Wednesday, November 30, 2016
Fight for a living wage to include those who once had one
The fight to raise the minimum wage has had many successes after 4 years, mainly among city dwellers where the old minimum was obscenely low. Now the Fight For $15 is focusing its attention on a new group, one that previously had a living wage and has been quietly and effectively screwed out of it over the years.
Now, four years into their crusade, the movement’s leaders are signaling a determination to expand their reach beyond the urban working poor, who were among the chief beneficiaries of their earlier efforts. Among their new targets: working-class Americans frustrated by an economy that is no longer producing the middle-class jobs they or their parents once held.And just as their fight becomes so much more difficult with the ascent of the Mad Orange Cheeto and his hate filled thugs.

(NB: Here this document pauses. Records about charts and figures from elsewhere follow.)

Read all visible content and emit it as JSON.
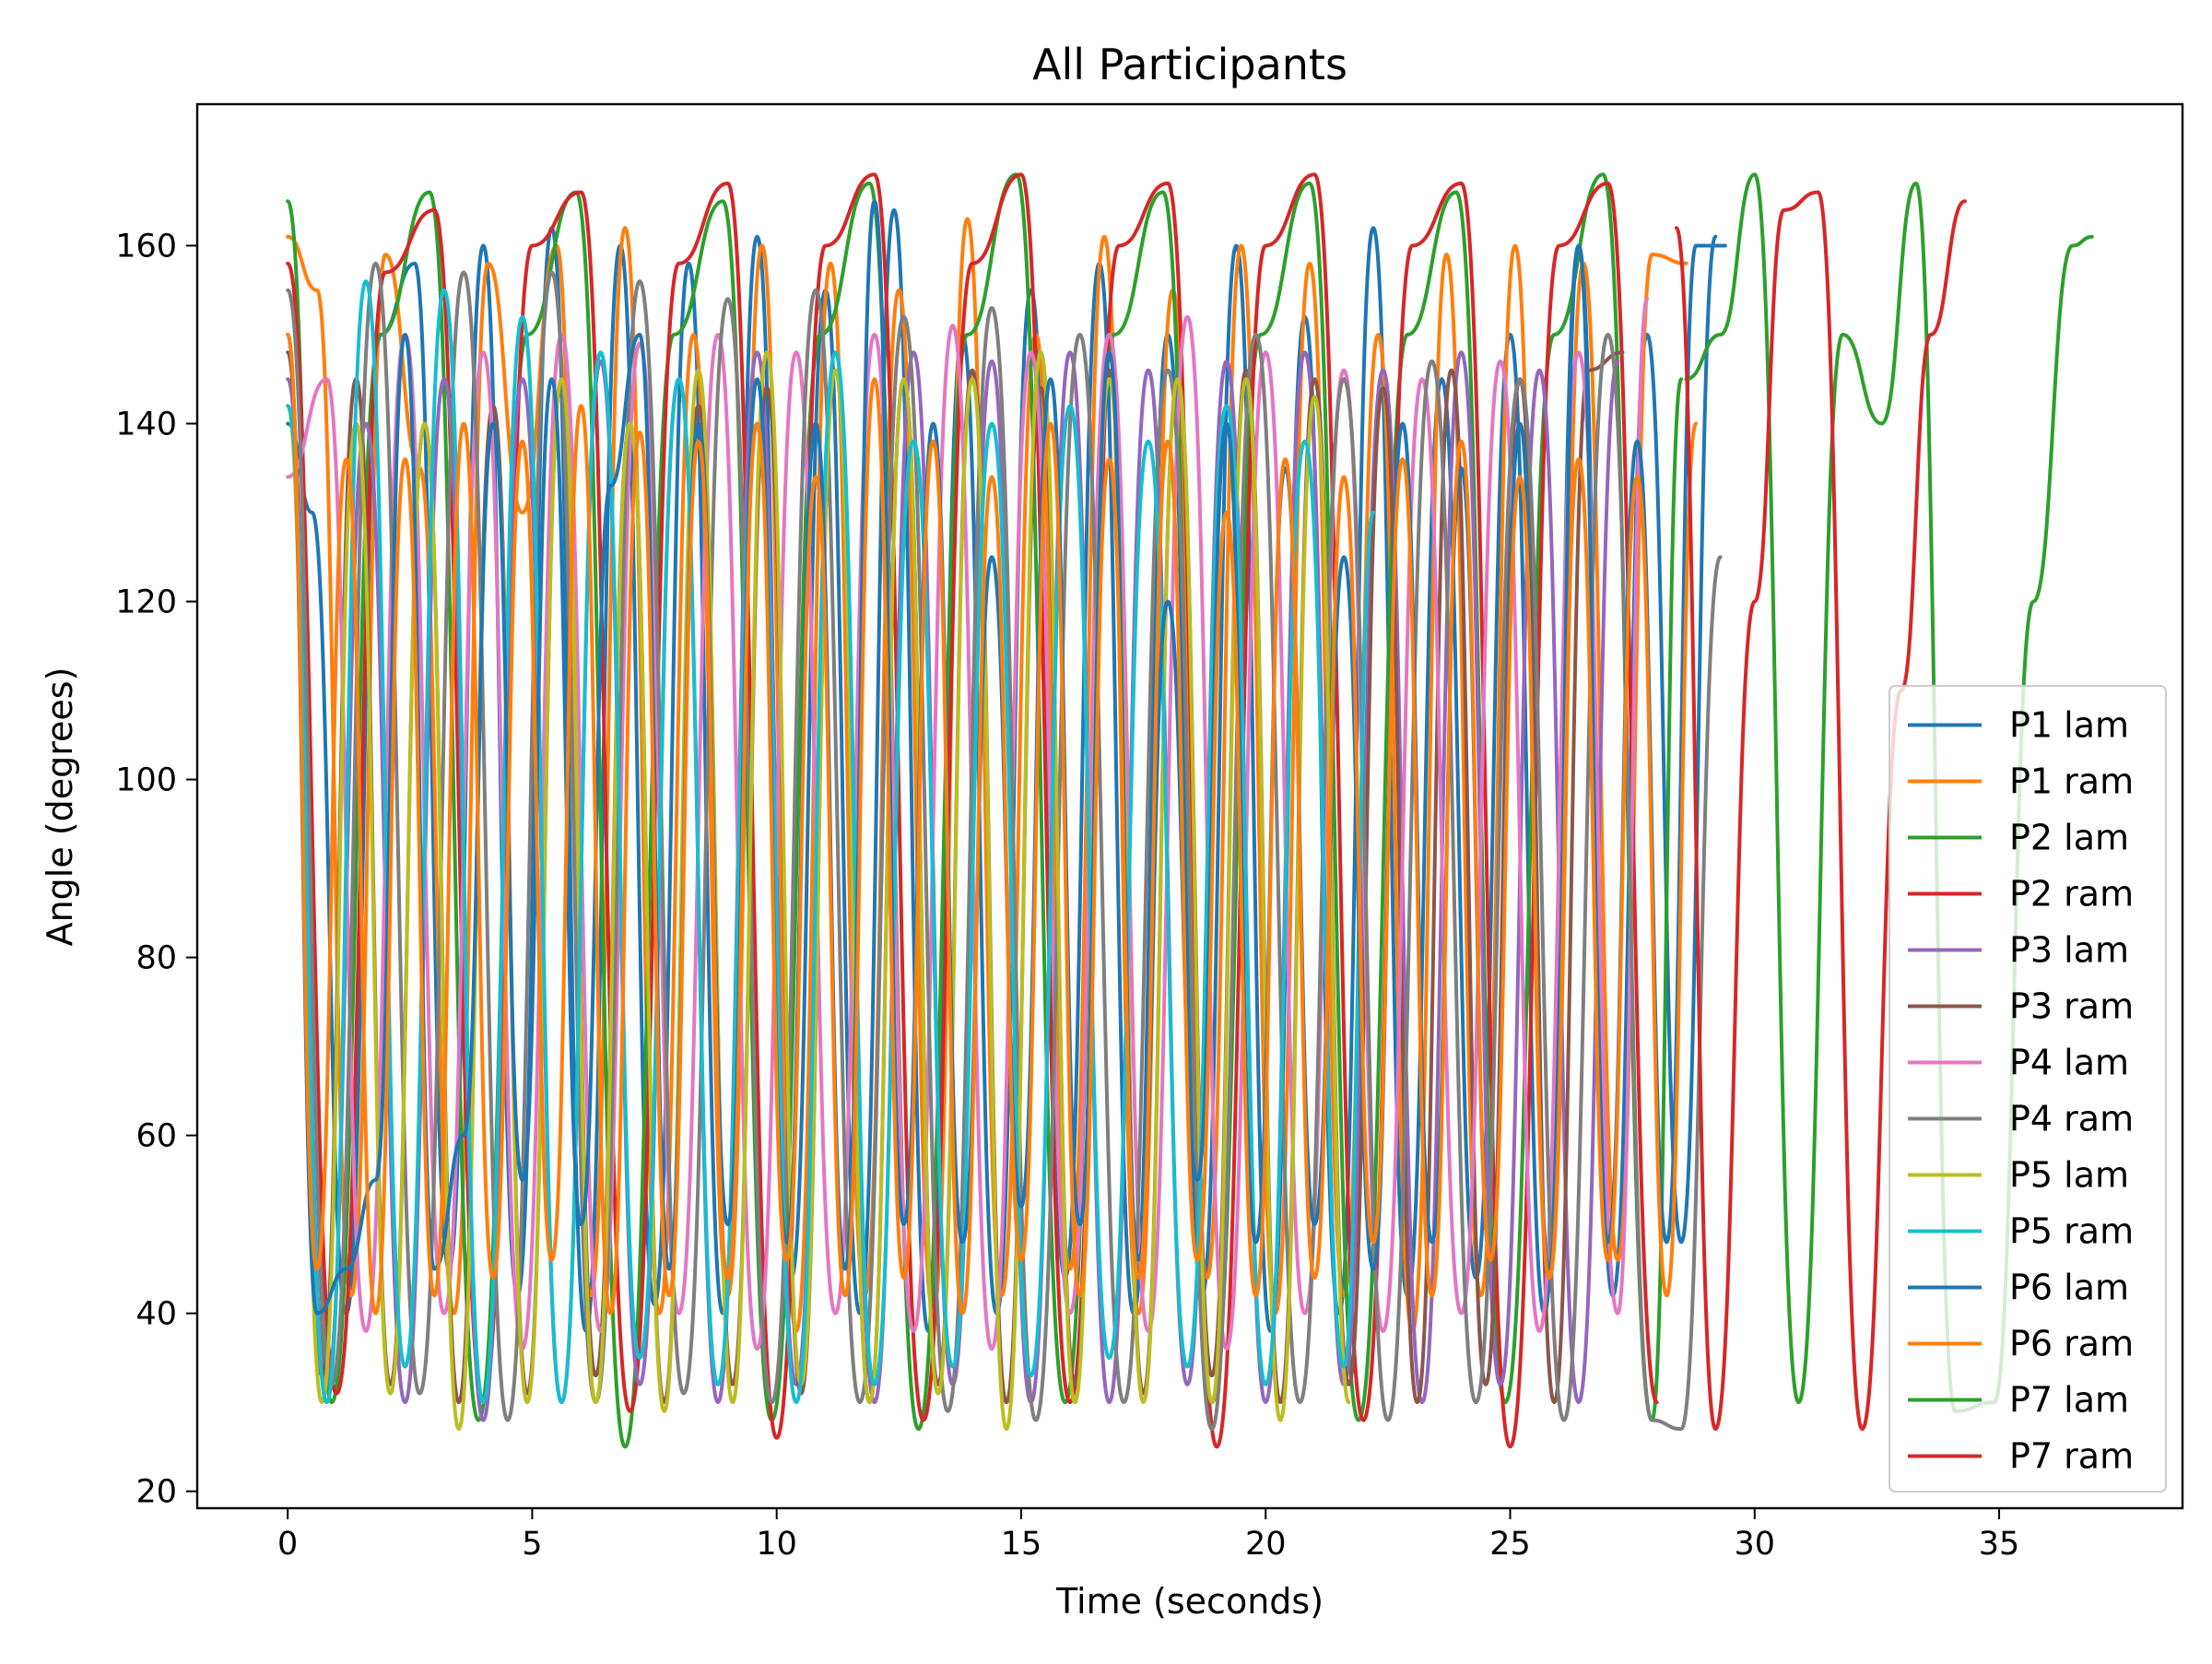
{
  "chart_data": {
    "type": "line",
    "title": "All Participants",
    "xlabel": "Time (seconds)",
    "ylabel": "Angle (degrees)",
    "xlim": [
      -1.85,
      38.75
    ],
    "ylim": [
      18.1,
      175.9
    ],
    "xticks": [
      0,
      5,
      10,
      15,
      20,
      25,
      30,
      35
    ],
    "yticks": [
      20,
      40,
      60,
      80,
      100,
      120,
      140,
      160
    ],
    "grid": false,
    "legend_position": "lower right",
    "series": [
      {
        "name": "P1 lam",
        "color": "#1f77b4",
        "x": [
          0,
          0.5,
          1.2,
          1.9,
          2.6,
          3.3,
          4.0,
          4.7,
          5.4,
          6.1,
          6.8,
          7.5,
          8.2,
          8.9,
          9.6,
          10.3,
          11.0,
          11.7,
          12.4,
          13.1,
          13.8,
          14.5,
          15.2,
          15.9,
          16.6,
          17.3,
          18.0,
          18.7,
          19.4,
          20.1,
          20.8,
          21.5,
          22.2,
          22.9,
          23.6,
          24.3,
          25.0,
          25.7,
          26.4,
          27.1,
          27.8,
          28.5,
          29.2
        ],
        "y": [
          140,
          130,
          40,
          150,
          158,
          45,
          160,
          42,
          162,
          38,
          160,
          41,
          158,
          40,
          161,
          44,
          155,
          40,
          164,
          38,
          150,
          40,
          155,
          44,
          158,
          40,
          150,
          42,
          160,
          38,
          152,
          40,
          162,
          42,
          145,
          44,
          150,
          40,
          160,
          42,
          150,
          48,
          161
        ]
      },
      {
        "name": "P1 ram",
        "color": "#ff7f0e",
        "x": [
          0,
          0.6,
          1.3,
          2.0,
          2.7,
          3.4,
          4.1,
          4.8,
          5.5,
          6.2,
          6.9,
          7.6,
          8.3,
          9.0,
          9.7,
          10.4,
          11.1,
          11.8,
          12.5,
          13.2,
          13.9,
          14.6,
          15.3,
          16.0,
          16.7,
          17.4,
          18.1,
          18.8,
          19.5,
          20.2,
          20.9,
          21.6,
          22.3,
          23.0,
          23.7,
          24.4,
          25.1,
          25.8,
          26.5,
          27.2,
          27.9,
          28.6
        ],
        "y": [
          161,
          155,
          42,
          159,
          135,
          40,
          158,
          130,
          160,
          42,
          162,
          40,
          150,
          42,
          160,
          38,
          158,
          42,
          155,
          40,
          163,
          42,
          150,
          45,
          161,
          40,
          155,
          44,
          160,
          40,
          158,
          42,
          150,
          38,
          159,
          42,
          160,
          44,
          158,
          46,
          159,
          158
        ]
      },
      {
        "name": "P2 lam",
        "color": "#2ca02c",
        "x": [
          0,
          0.9,
          1.9,
          2.9,
          3.9,
          4.9,
          5.9,
          6.9,
          7.9,
          8.9,
          9.9,
          10.9,
          11.9,
          12.9,
          13.9,
          14.9,
          15.9,
          16.9,
          17.9,
          18.9,
          19.9,
          20.9,
          21.9,
          22.9,
          23.9,
          24.9,
          25.9,
          26.9,
          27.9,
          28.5
        ],
        "y": [
          165,
          30,
          150,
          166,
          28,
          150,
          166,
          25,
          150,
          165,
          28,
          150,
          167,
          27,
          150,
          168,
          30,
          150,
          166,
          30,
          150,
          167,
          28,
          150,
          166,
          30,
          150,
          168,
          28,
          145
        ]
      },
      {
        "name": "P2 ram",
        "color": "#d62728",
        "x": [
          0,
          1.0,
          2.0,
          3.0,
          4.0,
          5.0,
          6.0,
          7.0,
          8.0,
          9.0,
          10.0,
          11.0,
          12.0,
          13.0,
          14.0,
          15.0,
          16.0,
          17.0,
          18.0,
          19.0,
          20.0,
          21.0,
          22.0,
          23.0,
          24.0,
          25.0,
          26.0,
          27.0,
          28.0
        ],
        "y": [
          158,
          31,
          157,
          164,
          30,
          160,
          166,
          29,
          158,
          167,
          26,
          160,
          168,
          28,
          158,
          168,
          30,
          160,
          167,
          25,
          160,
          168,
          28,
          160,
          167,
          25,
          160,
          167,
          30
        ]
      },
      {
        "name": "P3 lam",
        "color": "#9467bd",
        "x": [
          0,
          0.8,
          1.6,
          2.4,
          3.2,
          4.0,
          4.8,
          5.6,
          6.4,
          7.2,
          8.0,
          8.8,
          9.6,
          10.4,
          11.2,
          12.0,
          12.8,
          13.6,
          14.4,
          15.2,
          16.0,
          16.8,
          17.6,
          18.4,
          19.2,
          20.0,
          20.8,
          21.6,
          22.4,
          23.2,
          24.0,
          24.8,
          25.6,
          26.4,
          27.2
        ],
        "y": [
          145,
          32,
          140,
          30,
          145,
          28,
          145,
          30,
          147,
          32,
          145,
          30,
          148,
          32,
          146,
          30,
          148,
          32,
          147,
          30,
          148,
          30,
          146,
          32,
          147,
          30,
          148,
          32,
          146,
          30,
          148,
          32,
          146,
          30,
          147
        ]
      },
      {
        "name": "P3 ram",
        "color": "#8c564b",
        "x": [
          0,
          0.7,
          1.4,
          2.1,
          2.8,
          3.5,
          4.2,
          4.9,
          5.6,
          6.3,
          7.0,
          7.7,
          8.4,
          9.1,
          9.8,
          10.5,
          11.2,
          11.9,
          12.6,
          13.3,
          14.0,
          14.7,
          15.4,
          16.1,
          16.8,
          17.5,
          18.2,
          18.9,
          19.6,
          20.3,
          21.0,
          21.7,
          22.4,
          23.1,
          23.8,
          24.5,
          25.2,
          25.9,
          26.6,
          27.3
        ],
        "y": [
          148,
          33,
          145,
          32,
          140,
          30,
          142,
          31,
          145,
          33,
          140,
          30,
          142,
          32,
          144,
          31,
          146,
          30,
          145,
          32,
          146,
          30,
          144,
          32,
          146,
          31,
          145,
          33,
          146,
          30,
          145,
          32,
          144,
          30,
          146,
          32,
          145,
          30,
          146,
          148
        ]
      },
      {
        "name": "P4 lam",
        "color": "#e377c2",
        "x": [
          0,
          0.8,
          1.6,
          2.4,
          3.2,
          4.0,
          4.8,
          5.6,
          6.4,
          7.2,
          8.0,
          8.8,
          9.6,
          10.4,
          11.2,
          12.0,
          12.8,
          13.6,
          14.4,
          15.2,
          16.0,
          16.8,
          17.6,
          18.4,
          19.2,
          20.0,
          20.8,
          21.6,
          22.4,
          23.2,
          24.0,
          24.8,
          25.6,
          26.4,
          27.2,
          27.8
        ],
        "y": [
          134,
          145,
          38,
          150,
          40,
          148,
          36,
          150,
          38,
          149,
          40,
          150,
          36,
          148,
          40,
          150,
          38,
          151,
          36,
          148,
          40,
          150,
          38,
          152,
          36,
          148,
          40,
          146,
          38,
          145,
          40,
          147,
          38,
          148,
          40,
          154
        ]
      },
      {
        "name": "P4 ram",
        "color": "#7f7f7f",
        "x": [
          0,
          0.9,
          1.8,
          2.7,
          3.6,
          4.5,
          5.4,
          6.3,
          7.2,
          8.1,
          9.0,
          9.9,
          10.8,
          11.7,
          12.6,
          13.5,
          14.4,
          15.3,
          16.2,
          17.1,
          18.0,
          18.9,
          19.8,
          20.7,
          21.6,
          22.5,
          23.4,
          24.3,
          25.2,
          26.1,
          27.0,
          27.9,
          28.5,
          29.3
        ],
        "y": [
          155,
          32,
          158,
          31,
          157,
          28,
          157,
          30,
          156,
          31,
          154,
          30,
          155,
          30,
          152,
          29,
          153,
          28,
          150,
          30,
          146,
          27,
          150,
          30,
          145,
          28,
          147,
          30,
          145,
          28,
          150,
          28,
          27,
          125
        ]
      },
      {
        "name": "P5 lam",
        "color": "#bcbd22",
        "x": [
          0,
          0.7,
          1.4,
          2.1,
          2.8,
          3.5,
          4.2,
          4.9,
          5.6,
          6.3,
          7.0,
          7.7,
          8.4,
          9.1,
          9.8,
          10.5,
          11.2,
          11.9,
          12.6,
          13.3,
          14.0,
          14.7,
          15.4,
          16.1,
          16.8,
          17.5,
          18.2,
          18.9,
          19.6,
          20.3,
          21.0,
          21.7
        ],
        "y": [
          142,
          30,
          140,
          31,
          140,
          27,
          140,
          30,
          145,
          30,
          140,
          29,
          146,
          30,
          148,
          32,
          146,
          30,
          145,
          31,
          145,
          27,
          148,
          30,
          145,
          30,
          145,
          30,
          145,
          28,
          143,
          30
        ]
      },
      {
        "name": "P5 ram",
        "color": "#17becf",
        "x": [
          0,
          0.8,
          1.6,
          2.4,
          3.2,
          4.0,
          4.8,
          5.6,
          6.4,
          7.2,
          8.0,
          8.8,
          9.6,
          10.4,
          11.2,
          12.0,
          12.8,
          13.6,
          14.4,
          15.2,
          16.0,
          16.8,
          17.6,
          18.4,
          19.2,
          20.0,
          20.8,
          21.6,
          22.2
        ],
        "y": [
          142,
          30,
          156,
          34,
          155,
          30,
          152,
          30,
          148,
          35,
          145,
          32,
          140,
          30,
          148,
          32,
          138,
          34,
          140,
          33,
          142,
          35,
          138,
          34,
          142,
          32,
          138,
          34,
          130
        ]
      },
      {
        "name": "P6 lam",
        "color": "#1f77b4",
        "x": [
          0,
          0.6,
          1.2,
          1.8,
          2.4,
          3.0,
          3.6,
          4.2,
          4.8,
          5.4,
          6.0,
          6.6,
          7.2,
          7.8,
          8.4,
          9.0,
          9.6,
          10.2,
          10.8,
          11.4,
          12.0,
          12.6,
          13.2,
          13.8,
          14.4,
          15.0,
          15.6,
          16.2,
          16.8,
          17.4,
          18.0,
          18.6,
          19.2,
          19.8,
          20.4,
          21.0,
          21.6,
          22.2,
          22.8,
          23.4,
          24.0,
          24.6,
          25.2,
          25.8,
          26.4,
          27.0,
          27.6,
          28.2,
          28.8,
          29.4
        ],
        "y": [
          150,
          40,
          45,
          55,
          150,
          45,
          60,
          140,
          55,
          145,
          50,
          133,
          150,
          45,
          140,
          50,
          145,
          48,
          140,
          45,
          165,
          50,
          140,
          48,
          125,
          52,
          145,
          50,
          148,
          46,
          120,
          55,
          140,
          48,
          135,
          50,
          125,
          45,
          140,
          48,
          135,
          46,
          140,
          45,
          160,
          48,
          138,
          48,
          160,
          160
        ]
      },
      {
        "name": "P6 ram",
        "color": "#ff7f0e",
        "x": [
          0,
          0.6,
          1.2,
          1.8,
          2.4,
          3.0,
          3.6,
          4.2,
          4.8,
          5.4,
          6.0,
          6.6,
          7.2,
          7.8,
          8.4,
          9.0,
          9.6,
          10.2,
          10.8,
          11.4,
          12.0,
          12.6,
          13.2,
          13.8,
          14.4,
          15.0,
          15.6,
          16.2,
          16.8,
          17.4,
          18.0,
          18.6,
          19.2,
          19.8,
          20.4,
          21.0,
          21.6,
          22.2,
          22.8,
          23.4,
          24.0,
          24.6,
          25.2,
          25.8,
          26.4,
          27.0,
          27.6,
          28.2,
          28.8
        ],
        "y": [
          150,
          45,
          136,
          40,
          136,
          42,
          140,
          44,
          138,
          46,
          142,
          40,
          139,
          42,
          138,
          44,
          140,
          46,
          134,
          42,
          145,
          44,
          138,
          40,
          134,
          46,
          140,
          42,
          136,
          44,
          138,
          46,
          130,
          42,
          136,
          44,
          134,
          48,
          136,
          42,
          138,
          46,
          134,
          44,
          136,
          46,
          134,
          42,
          140
        ]
      },
      {
        "name": "P7 lam",
        "color": "#2ca02c",
        "x": [
          28.6,
          29.3,
          30.0,
          30.9,
          31.8,
          32.6,
          33.3,
          34.1,
          34.9,
          35.7,
          36.5,
          36.9
        ],
        "y": [
          145,
          150,
          168,
          30,
          150,
          140,
          167,
          29,
          30,
          120,
          160,
          161
        ]
      },
      {
        "name": "P7 ram",
        "color": "#d62728",
        "x": [
          28.4,
          29.2,
          30.0,
          30.6,
          31.3,
          32.2,
          33.0,
          33.6,
          34.3
        ],
        "y": [
          162,
          27,
          120,
          164,
          166,
          27,
          110,
          150,
          165
        ]
      }
    ]
  }
}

Many of these workers voted for Donald J. Trump.
“A whole bunch of us out there are not doing well,” Scott Courtney, executive vice president of the Service Employees International Union and one of the chief architects of the Fight for $15 campaign, said in an interview last week.
“In red states, blue states; black, brown, white — people are hurting,” he said. “Sixty-four million of them don’t make $15 per hour.”
As part of the push, thousands of workers turned out in dozens of cities on Tuesday to demand a $15 wage, better working conditions and the right to unionize. Thousands of airport workers, including baggage handlers, cabin cleaners and wheelchair attendants, loomed at the center of the protests, demonstrating and even walking off the job at some of the nation’s busiest airports, like O’Hare International in Chicago.
Leaders of the Fight for $15 highlighted the symbolic importance of the airport workers, whose jobs decades ago paid a living wage. More recently, the jobs have become a source of financial hardship as outsourcing to nonunion contractors has taken its toll — a dynamic arguably central to Mr. Trump’s election.
In other cases, blue-collar workers have lost high-paying union jobs at factories and replaced them with lower-paying jobs at nonunion factories or e-commerce fulfillment centers.
“We’re shining a light on a part of the economy that used to be living-wage work,” said Mary Kay Henry, the president of the Service Employees International Union, which has spent tens of millions of dollars on the Fight for $15 campaign. “They’re joining with fast-food workers, child care, home care, which have never been living wage work.”